Après les sanctions prononcées dimanche par la Cédéao, les militaires maliens au pouvoir répliquent… « La junte au pouvoir au Mali n’entend pas se laisser dicter la conduite à tenir par la CEDEAO ou par une quelconque puissance étrangère, relève Maliweb. Affirmant avoir appris ‘avec stupéfaction’ les sanctions, le Colonel Assimi Goïta et ses hommes condamnent ‘énergiquement ces sanctions illégales et illégitimes’. En tout état de cause, la junte a décidé d’appliquer la loi du talion face à ce qu’elle considère comme une décision sans fondement communautaire. ‘Sur la base de la réciprocité, le Mali a décidé de rappeler ses ambassadeurs dans les pays de la CEDEAO et de la fermeture de ses frontières’. Bamako pourrait même aller plus loin en quittant carrément l’organisation ouest-africaine et l’union monétaire. »
Ouvert au dialogue ?
Hier soir, le colonel Assimi Goïta s’est exprimé à la télévision, rapporte notamment le site Sahel Tribune . « Le président de la transition a condamné le ‘caractère illégitime, illégal et inhumain’ des sanctions de la CEDEAO et de l’UEMOA, qu’il exhorte à un examen minutieux de la situation malienne. (…) Malgré tout, a rassuré le colonel Goïta, ‘le Mali reste ouvert au dialogue avec la CEDEAO pour trouver un consensus entre les intérêts supérieurs du peuple malien et le respect des principes de l’organisation’. Car, a-t-il précisé, ‘l’engagement des autorités de la transition pour un retour à un ordre constitutionnel sécurisé et apaisé n’a jamais failli’. »
La main de la France ?
Reste que le ton monte dans la presse malienne… Certains médias locaux emboîtent le pas des militaires et évoquent la main de puissances extra-régionales derrière les sanctions de la Cédéao. Et en particulier celle de la France.
Ainsi, écrit Malijet, « la France de Macron, horripilée par le braconnage audacieux de Poutine au Sahel, désarçonnée par l’exil ou l’emprisonnement de ses amis (Boubèye Maïga, Boubou Cissé et autre Tiéman Hubert Coulibaly), ébranlée par le sentiment anti-français et, in fine, coincée par une sensible période électorale dans l’Hexagone, la France de Macron (discrète et active à Accra) a mobilisé ses mousquetaires qui, dans ce dossier, font figure de moutons de Panurge et… de Paris. »

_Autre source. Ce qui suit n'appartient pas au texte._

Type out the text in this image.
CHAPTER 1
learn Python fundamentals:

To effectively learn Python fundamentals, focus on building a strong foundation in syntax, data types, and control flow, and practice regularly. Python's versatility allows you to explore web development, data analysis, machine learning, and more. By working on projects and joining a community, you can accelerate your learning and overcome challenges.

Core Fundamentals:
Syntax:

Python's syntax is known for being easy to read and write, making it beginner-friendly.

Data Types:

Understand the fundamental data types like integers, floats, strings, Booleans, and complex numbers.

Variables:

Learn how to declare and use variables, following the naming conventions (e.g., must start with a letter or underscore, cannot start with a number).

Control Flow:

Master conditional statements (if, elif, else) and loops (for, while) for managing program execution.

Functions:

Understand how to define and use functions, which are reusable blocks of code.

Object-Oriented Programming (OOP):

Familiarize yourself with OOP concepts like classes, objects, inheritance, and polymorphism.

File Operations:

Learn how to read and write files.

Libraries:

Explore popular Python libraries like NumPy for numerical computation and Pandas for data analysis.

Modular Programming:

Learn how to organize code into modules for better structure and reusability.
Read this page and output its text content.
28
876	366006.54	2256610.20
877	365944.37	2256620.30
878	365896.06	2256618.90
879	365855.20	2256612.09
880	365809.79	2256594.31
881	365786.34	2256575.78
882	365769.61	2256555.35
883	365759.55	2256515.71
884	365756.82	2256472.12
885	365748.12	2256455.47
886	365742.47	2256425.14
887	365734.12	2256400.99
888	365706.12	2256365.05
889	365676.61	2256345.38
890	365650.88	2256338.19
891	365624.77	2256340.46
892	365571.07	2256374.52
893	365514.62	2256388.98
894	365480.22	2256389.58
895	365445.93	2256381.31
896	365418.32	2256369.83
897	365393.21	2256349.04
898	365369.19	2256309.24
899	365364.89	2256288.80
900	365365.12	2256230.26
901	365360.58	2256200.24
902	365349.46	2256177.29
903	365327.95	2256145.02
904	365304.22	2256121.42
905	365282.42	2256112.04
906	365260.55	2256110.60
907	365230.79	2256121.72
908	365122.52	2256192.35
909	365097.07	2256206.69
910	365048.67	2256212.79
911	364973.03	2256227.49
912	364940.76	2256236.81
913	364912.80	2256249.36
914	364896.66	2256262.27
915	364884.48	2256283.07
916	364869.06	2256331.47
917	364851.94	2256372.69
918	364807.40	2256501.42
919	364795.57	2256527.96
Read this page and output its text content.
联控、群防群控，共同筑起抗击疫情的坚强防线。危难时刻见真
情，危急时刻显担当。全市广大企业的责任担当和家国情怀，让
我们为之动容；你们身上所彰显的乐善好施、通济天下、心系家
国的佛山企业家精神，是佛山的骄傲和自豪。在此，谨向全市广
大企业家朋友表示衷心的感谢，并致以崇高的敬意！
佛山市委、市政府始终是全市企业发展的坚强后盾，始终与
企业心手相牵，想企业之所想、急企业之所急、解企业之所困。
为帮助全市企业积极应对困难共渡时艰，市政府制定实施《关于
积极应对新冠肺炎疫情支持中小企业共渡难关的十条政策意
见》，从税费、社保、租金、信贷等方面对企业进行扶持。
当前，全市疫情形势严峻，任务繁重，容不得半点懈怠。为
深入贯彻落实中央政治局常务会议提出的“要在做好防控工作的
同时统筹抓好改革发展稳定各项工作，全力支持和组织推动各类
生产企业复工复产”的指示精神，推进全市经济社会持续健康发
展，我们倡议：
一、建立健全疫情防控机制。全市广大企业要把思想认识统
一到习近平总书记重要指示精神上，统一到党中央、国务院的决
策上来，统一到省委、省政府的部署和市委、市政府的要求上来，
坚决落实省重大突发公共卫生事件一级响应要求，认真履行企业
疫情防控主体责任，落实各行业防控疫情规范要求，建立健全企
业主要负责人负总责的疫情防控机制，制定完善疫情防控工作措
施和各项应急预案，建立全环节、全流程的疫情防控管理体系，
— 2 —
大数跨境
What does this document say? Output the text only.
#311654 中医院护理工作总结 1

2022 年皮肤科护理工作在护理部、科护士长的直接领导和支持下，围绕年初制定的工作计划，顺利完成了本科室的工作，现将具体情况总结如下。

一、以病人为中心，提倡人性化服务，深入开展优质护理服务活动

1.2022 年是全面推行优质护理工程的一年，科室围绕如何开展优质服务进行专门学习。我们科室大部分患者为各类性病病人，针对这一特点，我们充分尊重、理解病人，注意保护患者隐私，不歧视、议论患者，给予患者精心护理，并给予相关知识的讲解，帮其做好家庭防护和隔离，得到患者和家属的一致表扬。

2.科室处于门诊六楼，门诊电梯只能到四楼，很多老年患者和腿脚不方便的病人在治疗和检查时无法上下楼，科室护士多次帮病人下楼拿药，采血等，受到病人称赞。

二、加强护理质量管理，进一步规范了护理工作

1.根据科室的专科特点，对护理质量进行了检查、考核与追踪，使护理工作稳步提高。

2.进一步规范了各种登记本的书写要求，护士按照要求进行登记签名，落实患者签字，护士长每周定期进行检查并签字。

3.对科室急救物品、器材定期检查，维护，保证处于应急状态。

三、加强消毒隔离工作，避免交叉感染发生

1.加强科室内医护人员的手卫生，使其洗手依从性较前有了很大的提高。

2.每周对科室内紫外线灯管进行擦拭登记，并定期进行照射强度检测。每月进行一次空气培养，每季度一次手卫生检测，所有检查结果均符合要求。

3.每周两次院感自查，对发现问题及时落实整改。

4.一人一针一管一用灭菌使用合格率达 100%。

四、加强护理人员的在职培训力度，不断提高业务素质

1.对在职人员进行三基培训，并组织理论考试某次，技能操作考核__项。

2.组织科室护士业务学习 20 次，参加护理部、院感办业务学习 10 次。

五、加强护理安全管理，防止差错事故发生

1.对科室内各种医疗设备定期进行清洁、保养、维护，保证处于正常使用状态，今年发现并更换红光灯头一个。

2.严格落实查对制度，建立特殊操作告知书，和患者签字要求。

Maïga plus utile au front ?
Halte au feu, halte à la paranoïa, lance L’Observateur Paalga à Ouagadougou qui ne mâche pas ses mots à l’encontre du colonel Assimi Goïta : « plutôt que de croire qu’il s’agit d’un acharnement international avec les dirigeants ouest-africains dans le rôle de valets locaux, celui qui est perché sur la Colline du pouvoir de Koulouba ferait œuvre patriotique en proposant un calendrier raisonnable afin d’alléger les souffrances de son peuple qui se profilent à l’horizon.
Car, poursuit L’Observateur Paalga, ce n’est ni lui ni sa chouette dévote, le Premier ministre Choguel Maïga, ni les autres pontes du régime qui vont manger de la vache enragée mais c’est bien ‘le grand et souverain peuple malien’ qu’il prétend conduire sur une quelconque terre promise. (…) L’urgence ici devrait être d’aplanir les sentiers qui mènent aux votes, par exemple la relecture du Code électoral, la révision du fichier électoral, la mise en place de la structure en charge de l’organisation des scrutins. Et il n’y a rien dans tout ça qui ne puisse pas être fait en douze mois. Afin de libérer le vaillant colonel pour qu’il rejoigne fissa le front où il sera plus utile à ses compatriotes que sous les dorures de Koulouba. »
Examen de conscience pour la Cédéao ?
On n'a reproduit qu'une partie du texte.